I looked at him. I have not known you to be merciful, Z.
It is not mercy. A toss of his head had the sun glinting off his red scales. I brought my flames. Summoned them. My dragon would not allow her death.
Our dragons were not separate from us. We were the same, and yet we weren’t. The part of our minds that was dragon was old and submitted to instincts we long ago lost the ability to understand. And if our dragon decided something, there was no overriding it.
Smoke billowed from Endre’s mouth, and he flew a bit ahead of us, taking a turn breaking the air. Craisos and Gleira might pursue us with the intent to win her back.
That would have happened regardless, I pointed out. Neither Gleira nor Craisos would have let the insult of her death stand. No matter what, we were ordered to take action that would start a conflict.
Even Endre couldn’t argue with that.
Do you have a plan? Endre finally asked.
Zovai blew out a harsh breath. No, he admitted. I don’t. And I know that’s not good enough. But I could not let her die.
Something went still in my chest at the way he phrased it. Not that he couldn’t kill her, but that he couldn’t let her die.
We flew, arrowing for the southern side of the Bowl and the mountains that stood there. Well within dragon territory, still, though not the favored part of it. I nearly snorted. Not that the three of us were particularly favored.
If I were honest with myself, the mountains we raced for felt far more like home than the city nestled in the middle of rolling green hills and misty lakes. Even if it wasn’t our home on the eastern coast. The harshness of the peaks and the warmth of our smaller cities appealed to me more. The views and comforts of our true home called to me like nothing ever would.
We hadn’t been there in years.
Something in me settled, comforted that we weren’t returning to Doro Eche right away.

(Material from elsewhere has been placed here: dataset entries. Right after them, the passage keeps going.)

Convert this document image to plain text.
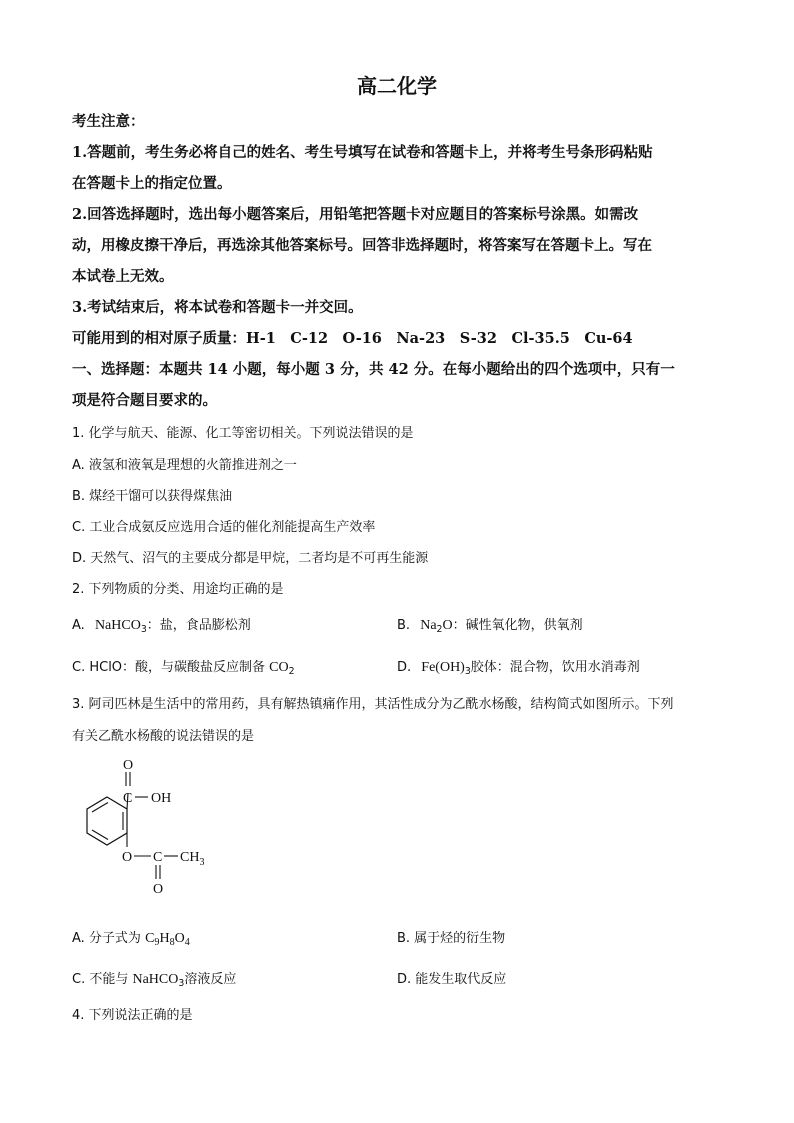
高二化学
考生注意：
1.答题前，考生务必将自己的姓名、考生号填写在试卷和答题卡上，并将考生号条形码粘贴
在答题卡上的指定位置。
2.回答选择题时，选出每小题答案后，用铅笔把答题卡对应题目的答案标号涂黑。如需改
动，用橡皮擦干净后，再选涂其他答案标号。回答非选择题时，将答案写在答题卡上。写在
本试卷上无效。
3.考试结束后，将本试卷和答题卡一并交回。
可能用到的相对原子质量：H-1　C-12　O-16　Na-23　S-32　Cl-35.5　Cu-64
一、选择题：本题共 14 小题，每小题 3 分，共 42 分。在每小题给出的四个选项中，只有一
项是符合题目要求的。
1. 化学与航天、能源、化工等密切相关。下列说法错误的是
A. 液氢和液氧是理想的火箭推进剂之一
B. 煤经干馏可以获得煤焦油
C. 工业合成氨反应选用合适的催化剂能提高生产效率
D. 天然气、沼气的主要成分都是甲烷，二者均是不可再生能源
2. 下列物质的分类、用途均正确的是
A. NaHCO$_3$：盐，食品膨松剂	B. $Na_2O$：碱性氧化物，供氧剂
C. HClO：酸，与碳酸盐反应制备 $CO_2$	D. $Fe(OH)_3$胶体：混合物，饮用水消毒剂
3. 阿司匹林是生活中的常用药，具有解热镇痛作用，其活性成分为乙酰水杨酸，结构简式如图所示。下列
有关乙酰水杨酸的说法错误的是
C
O
OH
O C $CH_3$
O
A. 分子式为 $C_9H_8O_4$	B. 属于烃的衍生物
C. 不能与 NaHCO$_3$溶液反应	D. 能发生取代反应
4. 下列说法正确的是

I didn’t know how much time we would have, but I chose to be grateful for Zovai’s actions, however misguided they were, and whatever consequences would follow.
Regardless, once we reached our destination, Zovai may not have a choice. If we had to bind him to the ground in order to kill her, we would do it. What was one woman in the face of the world?
Her name, Zovai said into the silence as the sun began to sink. Her name is Katalena.
CHAPTER NINE
________
KATALENA
I’d never been so cold.
After the joy of flying and freedom wore off, I was reminded there is a reason humans do not fly. The wind whipping through the fabric of my dress was like ice. The only heat I felt was from the dragon’s claws holding me up, and Varí, still clinging to my undergarments for dear life.
I hoped he wasn’t too frightened, given he knew how to fly, and these were his kind. I hoped, too, that they’d be kind to him once we got where we were going. Even if they decided I wasn’t worth keeping alive, Varí would have a much happier life living freely among the dragons than scraping through trash in Rensara.
Holding my hands over him kept my fingers warm. The only other thing I could do was hold on and pray I wouldn’t freeze before we landed and listen to the occasional roar from above.
My skin was beginning to match the color of my ruined dress.
I couldn’t help the thoughts that strayed back to the gardens at the palace. Was my father alive? Did Prince Andaros survive? Helena? King Edwan?
There would be no mourning in my heart for the prince if he succumbed to his injuries. But I hoped my friend was safe. At least now she wouldn’t be bound for Craisos.
The sun sank in the sky, and I moved to shove my hands inside my dress against my own skin to keep them warm. Varí helped the one on my right side, blowing his hot breath on my fingers.
I didn’t have enough of a voice for him to hear me, if he would even be able to over the rush of wind and the thunder of wings.
We flew into darkness, and I opened my eyes.
Not darkness, but shadow. The setting sun cast long shadows over the mountains we approached, though I had no idea where we were. We could be anywhere by now, but we were far away from home, and a little piece of me reveled in it.
I’d been mere minutes away from shackles that would have bound me in one place for life. Even if I were freezing and going to die, at least here I’d seen something.